Qualche giorno fa mi è capitato di guardare un video sulla pagina di DJ Mag (UK). Eric Prydz suona ‘Insomnia’ dei Faithless al Tomorrowland. “Wow!” penso, “che bello quando si suonano i grandi classici”. Apro il video, e ovviamente il classico… non c’è. O meglio, c’è. Ma come capita quasi sempre, in un edit in cui intorno allo storico giro originale è stato costruito un nuovo impianto, con suoni giustamente attuali, omogenei rispetto al resto del set di Prydz e in grado di non sfigurare rispetto a come suona la musica oggi. Da qui è nato il ragionamento che ha portato a questo articolo. Nulla si crea, nulla si distrugge, tutto si trasforma, dice il postulato fondamentale di Lavoisier. Una verità che ritroviamo nella musica, e in particolare nella musica da club.

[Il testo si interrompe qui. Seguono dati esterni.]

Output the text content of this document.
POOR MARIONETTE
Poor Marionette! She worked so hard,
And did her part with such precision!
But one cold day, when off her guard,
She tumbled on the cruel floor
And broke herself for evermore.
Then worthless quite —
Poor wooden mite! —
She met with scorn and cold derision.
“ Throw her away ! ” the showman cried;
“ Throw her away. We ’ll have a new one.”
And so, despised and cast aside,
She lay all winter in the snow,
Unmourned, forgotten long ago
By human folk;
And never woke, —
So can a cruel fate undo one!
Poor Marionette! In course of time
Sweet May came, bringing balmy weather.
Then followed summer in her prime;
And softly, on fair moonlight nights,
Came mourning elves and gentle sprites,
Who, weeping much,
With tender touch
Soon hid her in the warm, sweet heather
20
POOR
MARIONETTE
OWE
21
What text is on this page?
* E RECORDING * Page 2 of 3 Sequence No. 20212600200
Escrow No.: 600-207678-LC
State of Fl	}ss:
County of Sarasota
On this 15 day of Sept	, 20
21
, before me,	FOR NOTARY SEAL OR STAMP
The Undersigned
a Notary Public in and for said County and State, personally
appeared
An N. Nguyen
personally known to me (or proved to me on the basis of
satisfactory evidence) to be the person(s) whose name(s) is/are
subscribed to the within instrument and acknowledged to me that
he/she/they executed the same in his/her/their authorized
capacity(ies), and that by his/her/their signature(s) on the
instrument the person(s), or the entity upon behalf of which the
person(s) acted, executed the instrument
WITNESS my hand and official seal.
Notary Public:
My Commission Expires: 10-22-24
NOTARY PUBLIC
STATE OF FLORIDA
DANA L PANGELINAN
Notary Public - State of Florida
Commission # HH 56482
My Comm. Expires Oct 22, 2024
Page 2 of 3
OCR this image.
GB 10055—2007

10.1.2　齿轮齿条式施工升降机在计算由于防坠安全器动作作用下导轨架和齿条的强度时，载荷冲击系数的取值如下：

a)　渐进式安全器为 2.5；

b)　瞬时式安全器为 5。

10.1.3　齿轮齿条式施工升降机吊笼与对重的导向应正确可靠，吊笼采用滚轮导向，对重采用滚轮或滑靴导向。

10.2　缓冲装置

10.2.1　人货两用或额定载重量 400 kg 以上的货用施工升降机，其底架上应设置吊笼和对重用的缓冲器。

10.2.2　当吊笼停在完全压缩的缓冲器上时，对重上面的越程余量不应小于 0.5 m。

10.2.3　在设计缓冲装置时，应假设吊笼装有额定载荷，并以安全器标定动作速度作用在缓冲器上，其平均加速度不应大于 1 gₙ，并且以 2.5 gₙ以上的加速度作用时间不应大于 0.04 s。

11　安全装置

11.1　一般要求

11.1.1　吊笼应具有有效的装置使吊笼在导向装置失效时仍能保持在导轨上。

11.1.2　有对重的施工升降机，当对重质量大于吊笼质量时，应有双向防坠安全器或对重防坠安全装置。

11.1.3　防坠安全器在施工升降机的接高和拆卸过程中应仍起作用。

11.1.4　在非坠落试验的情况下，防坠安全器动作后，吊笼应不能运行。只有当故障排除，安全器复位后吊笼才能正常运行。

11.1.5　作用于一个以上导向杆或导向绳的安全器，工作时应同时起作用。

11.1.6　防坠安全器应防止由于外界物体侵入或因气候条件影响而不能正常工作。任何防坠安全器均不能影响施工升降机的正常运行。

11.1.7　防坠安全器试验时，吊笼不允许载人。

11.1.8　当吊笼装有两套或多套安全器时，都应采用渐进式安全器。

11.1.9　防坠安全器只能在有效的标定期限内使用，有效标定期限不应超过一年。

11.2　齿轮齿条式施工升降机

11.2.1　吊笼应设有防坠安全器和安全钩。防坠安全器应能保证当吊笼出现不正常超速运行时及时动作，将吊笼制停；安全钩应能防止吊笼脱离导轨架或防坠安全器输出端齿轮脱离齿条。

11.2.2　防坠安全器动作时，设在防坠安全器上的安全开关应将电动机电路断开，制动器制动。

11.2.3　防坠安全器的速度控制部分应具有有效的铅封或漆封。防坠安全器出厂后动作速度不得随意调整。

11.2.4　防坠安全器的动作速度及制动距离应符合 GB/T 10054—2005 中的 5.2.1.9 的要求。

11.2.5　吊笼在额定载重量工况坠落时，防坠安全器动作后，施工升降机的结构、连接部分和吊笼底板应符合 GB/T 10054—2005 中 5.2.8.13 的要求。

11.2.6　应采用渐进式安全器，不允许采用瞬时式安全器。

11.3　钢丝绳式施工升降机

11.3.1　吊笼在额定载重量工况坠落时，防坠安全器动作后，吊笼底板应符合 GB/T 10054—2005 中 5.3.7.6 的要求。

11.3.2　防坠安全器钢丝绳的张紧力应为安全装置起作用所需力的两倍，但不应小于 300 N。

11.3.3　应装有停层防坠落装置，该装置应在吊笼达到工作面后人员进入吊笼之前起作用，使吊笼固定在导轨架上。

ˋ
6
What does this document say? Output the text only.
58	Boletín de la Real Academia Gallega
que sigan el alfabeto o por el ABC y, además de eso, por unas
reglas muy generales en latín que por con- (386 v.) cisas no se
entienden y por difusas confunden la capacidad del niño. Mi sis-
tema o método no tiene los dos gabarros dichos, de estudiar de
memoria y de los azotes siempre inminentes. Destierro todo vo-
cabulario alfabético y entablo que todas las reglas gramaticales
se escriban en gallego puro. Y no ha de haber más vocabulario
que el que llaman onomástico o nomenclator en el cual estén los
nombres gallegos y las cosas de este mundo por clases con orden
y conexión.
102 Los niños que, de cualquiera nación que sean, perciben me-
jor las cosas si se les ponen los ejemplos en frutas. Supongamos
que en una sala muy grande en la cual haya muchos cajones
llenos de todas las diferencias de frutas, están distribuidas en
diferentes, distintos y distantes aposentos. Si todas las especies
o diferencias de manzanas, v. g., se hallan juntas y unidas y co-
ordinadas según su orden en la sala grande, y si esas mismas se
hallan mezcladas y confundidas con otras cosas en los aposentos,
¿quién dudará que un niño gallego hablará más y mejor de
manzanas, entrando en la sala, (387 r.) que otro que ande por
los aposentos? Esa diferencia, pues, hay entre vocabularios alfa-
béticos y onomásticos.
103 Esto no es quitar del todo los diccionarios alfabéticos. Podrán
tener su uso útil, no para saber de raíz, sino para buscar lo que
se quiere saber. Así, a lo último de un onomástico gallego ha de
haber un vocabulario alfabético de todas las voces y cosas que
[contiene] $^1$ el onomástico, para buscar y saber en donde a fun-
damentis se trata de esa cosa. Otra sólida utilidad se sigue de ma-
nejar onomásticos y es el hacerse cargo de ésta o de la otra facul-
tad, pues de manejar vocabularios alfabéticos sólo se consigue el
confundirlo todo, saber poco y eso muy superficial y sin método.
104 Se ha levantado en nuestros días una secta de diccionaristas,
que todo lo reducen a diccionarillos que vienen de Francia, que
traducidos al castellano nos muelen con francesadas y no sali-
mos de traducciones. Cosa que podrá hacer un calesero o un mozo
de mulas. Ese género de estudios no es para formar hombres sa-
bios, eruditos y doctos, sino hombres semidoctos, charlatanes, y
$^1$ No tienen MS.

La dance è un genere dalle caratteristiche molto precise: è di rapidissimo consumo, viene prodotta in fretta per essere fruita in fretta; deve sottostare a una imprescindibile legge di funzionalità: una traccia dance deve far ballare, altrimenti può essere meravigliosa ma è un flop; è fortemente soggetta alle trasformazioni tecnologiche di software, mix e mastering. Questi tre fattori rendono la dance obsoleta in brevissimo tempo. Un pezzo che suonava forte e nuovo nel 2010 oggi appare datato; un brano del 2005 suonerà inevitabilmente fiacco se mixato con uno uscito pochi mesi fa. La tecnologia stravolge la pasta del suono e la “pompa” che si dà in fase di mix e mastering. E quindi anche i classici rischiano di suonare male, deboli, di non reggere il confronto con i dischi nuovi nel mezzo di un dj set. Tra l’altro, mi hanno dato conferma di quanto dico proprio i Faithless, che in un set di un paio d’anni fa a Londra suonarono molti dischi datati, che apparivano nettamente meno “bouncy” di quelli messi da chi era in consolle prima e dopo di loro. Ma visto che la dance ha ormai una sua storia, lunga e gloriosa, e che di classici ne esistono, il trucco è quello di rinfrescarne il suono. Ogni cinque, sei anni, se ci fate caso, escono nuove versioni di moltissimi pezzi considerati patrimonio comune dei dj e dei clubber di tutto il mondo. Da ‘Born Slippy’ degli Underworld a ‘Show Me Love’ di Robyn S passando per ‘Cafè del Mar’ degli Energy 52 e le hit di Fatboy Slim, non esiste traccia che non venga riproposta costantemente in un remix o remake nuovo e aggiornato sul sound del momento. Una ricontestualizzazione perpetua, che da un lato certamente ha il merito di svecchiare e mantenere costantemente giovani e fresche le canzoni, o semplicemente i riff o i vocal più celebri della nostra cultura. Ma dall’altro, sottopone questa cultura e la sua storia al rischio di una mancata sedimentazione storica. Come se venisse meno una tradizione in cui conosciamo i brani nella loro versione originale, nella loro prima e unica concezione artistica.
So che è un concetto che tende al filosofico, ma è interessante: possiamo pensare a mille cover di ‘Satisfaction’ dei Rolling Stones, ma la versione originale è quella. Nella dance, spesso succede che un remix dopo l’altro si perda il ricordo delle versioni originali. Già negli anni ’90 scoprivo che la versione di ‘Keep On Jumpin” di Todd Terry era un remake dei Musique e ‘Weekend’ dello stesso Terry era un remix della sua hit del 1988 (ottimo esempio di un brano che è stato poi ri-arrangiato infinite altre volte). Nel corso del tempo la pratica si è allargata in modo esponenziale. È una condizione artistica inusuale, che mescola molti elementi ricorrenti del nostro tempo (non solo nell’arte e nella musica). Una tecnica che ci permette di tirare in ballo la Gioconda con i baffi di Duchamp (ma il titolo dell’opera è ‘L.H.O.O.Q.’, che letto in francese è un provocatorio “lei ha caldo al culo”), le stampe di Warhol e molto cinema iper-citazionista di oggi. Ma che resta comunque, a suo modo, unica. E curiosa. Nella dance, nulla è immutabile, ma tutto si trasforma. E così, neanche i classici sono intoccabili.